Karan had been sacrificed in an operation years ago, and Rudra was left heartbroken after HRD Minister Brijesh Verma branded Karan and several other RAW agents as traitors, which led Rudra's mother to commit suicide. Yash learns that Rudra is now seeking revenge from RAW for betraying Karan and ultimately realizes that his real target is Brijesh. In an assembly in Budapest, Rudra gears up to shoot Brijesh, though KK and Yash reach there in time and kill him before he can do any harm. Before Rudra dies, Yash forces Brijesh to accept his mistakes in front of the media, clearing Karan's name. Rudra dies happily after hearing this.

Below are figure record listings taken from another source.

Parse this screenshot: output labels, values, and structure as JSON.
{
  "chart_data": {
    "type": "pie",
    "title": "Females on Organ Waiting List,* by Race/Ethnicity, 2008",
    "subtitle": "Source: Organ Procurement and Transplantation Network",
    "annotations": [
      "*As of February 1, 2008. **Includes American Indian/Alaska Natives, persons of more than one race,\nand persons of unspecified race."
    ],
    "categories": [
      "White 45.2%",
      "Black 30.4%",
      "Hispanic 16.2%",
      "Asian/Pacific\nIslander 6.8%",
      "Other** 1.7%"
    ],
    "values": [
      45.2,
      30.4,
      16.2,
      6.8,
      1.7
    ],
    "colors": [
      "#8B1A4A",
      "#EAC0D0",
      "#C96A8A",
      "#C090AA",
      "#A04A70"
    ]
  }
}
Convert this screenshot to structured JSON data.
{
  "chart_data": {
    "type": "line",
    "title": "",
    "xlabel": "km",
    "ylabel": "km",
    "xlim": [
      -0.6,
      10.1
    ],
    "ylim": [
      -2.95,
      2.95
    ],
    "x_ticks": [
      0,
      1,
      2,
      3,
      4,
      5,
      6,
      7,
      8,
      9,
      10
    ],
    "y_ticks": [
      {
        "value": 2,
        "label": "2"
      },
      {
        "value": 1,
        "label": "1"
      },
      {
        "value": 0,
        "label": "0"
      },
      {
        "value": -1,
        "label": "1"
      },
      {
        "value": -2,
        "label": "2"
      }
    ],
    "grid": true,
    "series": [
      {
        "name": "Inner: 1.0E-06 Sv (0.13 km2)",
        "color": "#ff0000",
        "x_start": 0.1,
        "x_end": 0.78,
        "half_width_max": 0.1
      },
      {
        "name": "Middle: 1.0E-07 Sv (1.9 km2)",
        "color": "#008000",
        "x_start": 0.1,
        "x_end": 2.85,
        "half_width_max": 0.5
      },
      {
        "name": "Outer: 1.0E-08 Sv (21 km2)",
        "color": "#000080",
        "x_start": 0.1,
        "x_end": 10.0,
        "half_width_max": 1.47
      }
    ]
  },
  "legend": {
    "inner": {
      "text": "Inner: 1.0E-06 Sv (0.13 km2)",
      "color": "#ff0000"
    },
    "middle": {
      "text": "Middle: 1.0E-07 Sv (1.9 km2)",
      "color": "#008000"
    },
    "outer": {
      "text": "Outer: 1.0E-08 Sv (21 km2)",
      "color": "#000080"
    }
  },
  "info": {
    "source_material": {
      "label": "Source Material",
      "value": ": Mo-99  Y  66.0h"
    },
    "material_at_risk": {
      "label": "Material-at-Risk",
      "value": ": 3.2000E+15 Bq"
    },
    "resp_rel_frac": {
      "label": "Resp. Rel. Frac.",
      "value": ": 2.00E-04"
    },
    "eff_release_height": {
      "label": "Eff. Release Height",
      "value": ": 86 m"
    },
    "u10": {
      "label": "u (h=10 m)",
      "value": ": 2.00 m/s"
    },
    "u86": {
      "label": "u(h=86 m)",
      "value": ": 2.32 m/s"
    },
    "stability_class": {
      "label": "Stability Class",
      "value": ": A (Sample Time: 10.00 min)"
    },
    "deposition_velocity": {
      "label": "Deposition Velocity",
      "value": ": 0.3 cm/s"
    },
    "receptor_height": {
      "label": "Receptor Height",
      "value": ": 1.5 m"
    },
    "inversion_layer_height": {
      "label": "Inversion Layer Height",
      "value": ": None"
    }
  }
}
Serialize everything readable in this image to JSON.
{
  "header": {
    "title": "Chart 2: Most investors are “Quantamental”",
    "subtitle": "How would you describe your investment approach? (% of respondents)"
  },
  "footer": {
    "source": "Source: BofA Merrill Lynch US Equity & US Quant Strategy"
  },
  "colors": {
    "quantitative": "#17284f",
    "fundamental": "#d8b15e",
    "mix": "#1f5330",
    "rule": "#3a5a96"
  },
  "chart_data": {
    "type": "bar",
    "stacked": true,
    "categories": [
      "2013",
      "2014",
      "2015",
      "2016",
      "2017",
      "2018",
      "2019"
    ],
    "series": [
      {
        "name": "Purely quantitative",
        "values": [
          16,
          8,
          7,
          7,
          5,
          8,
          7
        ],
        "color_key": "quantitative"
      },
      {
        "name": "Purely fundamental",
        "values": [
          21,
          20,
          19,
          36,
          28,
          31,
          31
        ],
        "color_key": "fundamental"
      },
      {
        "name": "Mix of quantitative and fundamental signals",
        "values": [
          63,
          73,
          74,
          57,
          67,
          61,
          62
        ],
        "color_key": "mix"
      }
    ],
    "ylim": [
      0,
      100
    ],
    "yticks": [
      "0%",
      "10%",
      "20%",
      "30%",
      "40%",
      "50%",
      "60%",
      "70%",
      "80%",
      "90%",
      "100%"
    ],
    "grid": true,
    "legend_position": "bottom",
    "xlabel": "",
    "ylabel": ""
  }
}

In the aftermath, Maya's spirit appreciates Yash and suggests that KK will be a perfect match for him.

==Cast==

- John Abraham as A.C.P Yashvardhan ″Yash″ Singh
- Sonakshi Sinha as Sub Inspector Kamaljeet Kaur aka K.K.
- Tahir Raj Bhasin as Rudra Pratap Singh alias Shiv Sharma
- Narendra Jha as RAW Head Anjan Das
- Adil Hussain as HRD Minister Brijesh Verma
- Vikram Kapadia as Naren Kaushik
- Patricia Mittler as Martinez
- Genelia D'Souza as Maya Yashwardhan Singh, Yash's wife as a spirit (cameo appearance)
- Raj Babbar as Zonal Director of Intelligence Bureau Manish Singh Rajput (cameo appearance)
- Freddy Daruwala as RAW agent Harish Chaturvedi, Yash's best friend (cameo appearance)
- Boman Irani as Karan Pratap Singh, Rudra's father and a former RAW agent (cameo appearance)
- Shubhangi Latkar as Rudra's mother who commits suicide. (cameo appearance)

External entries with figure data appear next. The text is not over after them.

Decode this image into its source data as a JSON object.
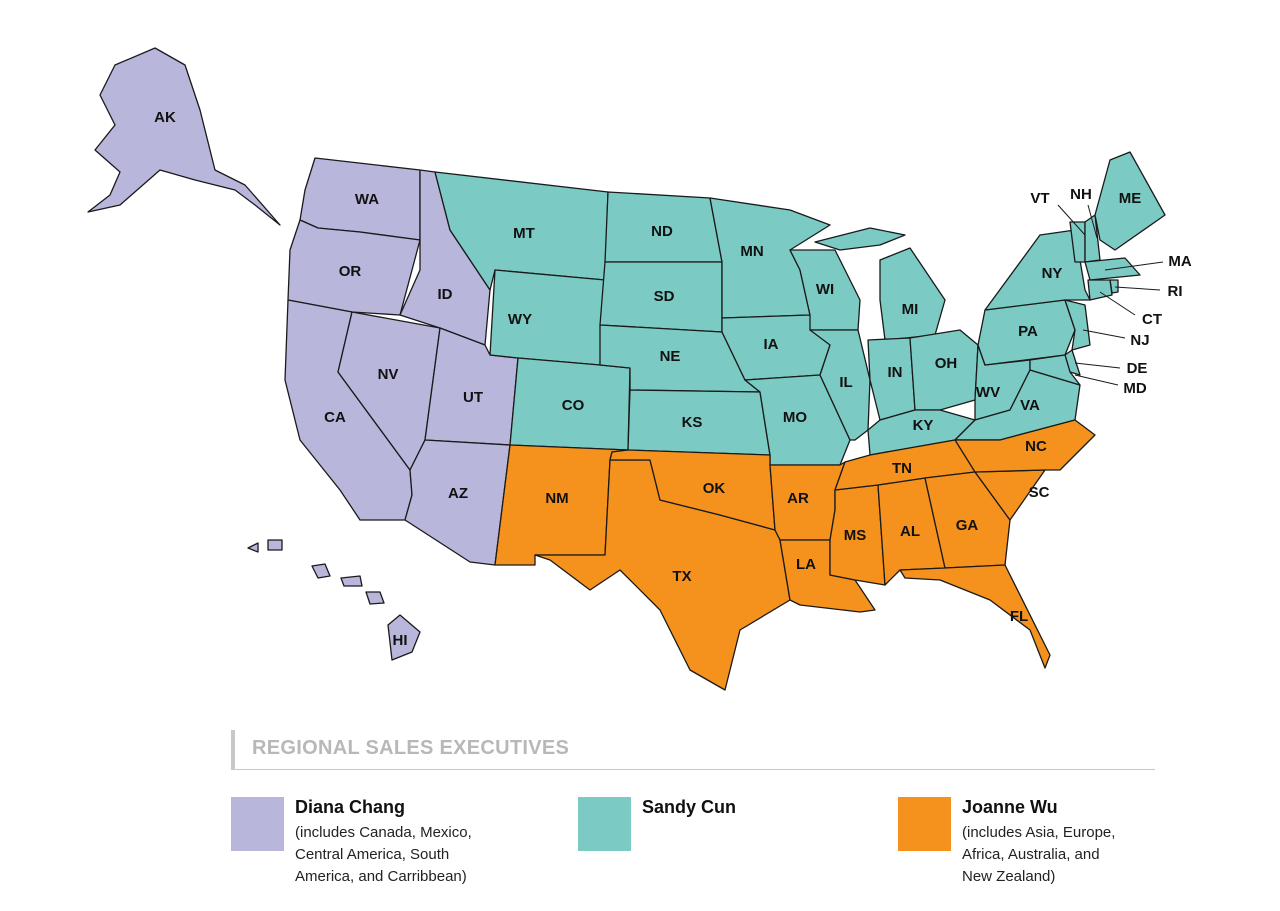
{
  "legend_title": "REGIONAL SALES EXECUTIVES",
  "regions": [
    {
      "name": "Diana Chang",
      "note": [
        "(includes Canada, Mexico,",
        "Central America, South",
        "America, and Carribbean)"
      ],
      "color": "#b9b6dc",
      "states": [
        "AK",
        "HI",
        "WA",
        "OR",
        "CA",
        "NV",
        "ID",
        "UT",
        "AZ"
      ]
    },
    {
      "name": "Sandy Cun",
      "note": [],
      "color": "#7ccac4",
      "states": [
        "MT",
        "WY",
        "CO",
        "ND",
        "SD",
        "NE",
        "KS",
        "MN",
        "IA",
        "MO",
        "WI",
        "IL",
        "MI",
        "IN",
        "OH",
        "KY",
        "WV",
        "VA",
        "PA",
        "NY",
        "VT",
        "NH",
        "ME",
        "MA",
        "RI",
        "CT",
        "NJ",
        "DE",
        "MD"
      ]
    },
    {
      "name": "Joanne Wu",
      "note": [
        "(includes Asia, Europe,",
        "Africa, Australia, and",
        "New Zealand)"
      ],
      "color": "#f5921e",
      "states": [
        "NM",
        "TX",
        "OK",
        "AR",
        "LA",
        "MS",
        "AL",
        "TN",
        "GA",
        "FL",
        "SC",
        "NC"
      ]
    }
  ]
}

Additionally, Mohnish Behl (whose character, Atul Kalsekar, dies in Force) makes a photographic cameo appearance in one of the group photos in Yash's apartment.

==Reception==
===Critical reception===
On review aggregator Rotten Tomatoes, the film holds an approval rating of 63%, based on 8 reviews with an average rating of 5/10.

Taran Adarsh of Bollywood Hungama gave 3/5 stars and wrote "Force 2 is a power packed adrenaline pumping action thriller which has the right mixture of zing and force". Ananya Bhattacharya of India Today gave 3/5 stars and wrote "Force 2 is a decent one-time watch". and Nihit Bhave of The Times of India gave 3/5 stars and wrote "In spite of a familiar story, it's a decent time at the cinema for the thrill-seekers; the action won’t disappoint. Go ahead and may the force be with you!".

Shaheen Parkar of Mid-Day gave 2/5 stars and wrote "'Force 2' is high on style, low on substance". Rohit Vats of Hindustan Times gave 2/5 stars and wrote "John Abraham and Sonakshi Sinha’s film has a noble heart. It wants to get the undercover agents, who selflessly serve the nation, their due, but the narrative hasn’t taken a favourable shape". Shubhra Gupta of The Indian Express gave 1.5/5 stars and wrote "Neither John Abraham's hot bod nor Tahir Raj Bhasin's interesting portrayal of the villain can force this film out of the 'obvious' territory. The long car chases will tire you out too".

===Box office===
The film has grossed ₹66 million on its first day, becoming John Abraham's highest opening grosser. The film faced problems due to demonetization, which was active at the time of its release and grossed ₹44.20 crore in India and ₹526.0 million worldwide.

==Soundtrack==

The film score was composed by Prasad Sashte, who had earlier composed the score of Holiday: A Soldier Is Never Off Duty. The lyrics have been written by Kumaar and Rashmi Virag, and the songs have been composed by Gourov Roshin and Amaal Mallik. Its first song, Rang Laal, which is sung by Dev Negi, John Abraham and Aditi Singh Sharma was released on 21 October 2016. The full soundtrack was released on 27 October 2016.

Track listing
| No. | Title | Lyrics | Music | Singer(s) | Length |
|---|---|---|---|---|---|
| 1. | "Rang Laal" | Kumaar | Gourov-Roshin | Dev Negi, John Abraham, Aditi Singh Sharma | 3:45 |
| 2. | "O Janiya" | Kumaar | Gourov-Roshin | Neha Kakkar | 4:22 |
| 3. | "Catch Me If U Can" | Kumaar | Gourov-Roshin | Amaal Mallik | 4:21 |
| 4. | "Ishaara" | Rashmi Virag | Amaal Mallik | Armaan Malik | 4:12 |
| Total length: |  |  |  |  | 16:40 |

==Game==
An official game based on the film has been launched after the release of the film by Hungama Digital Media.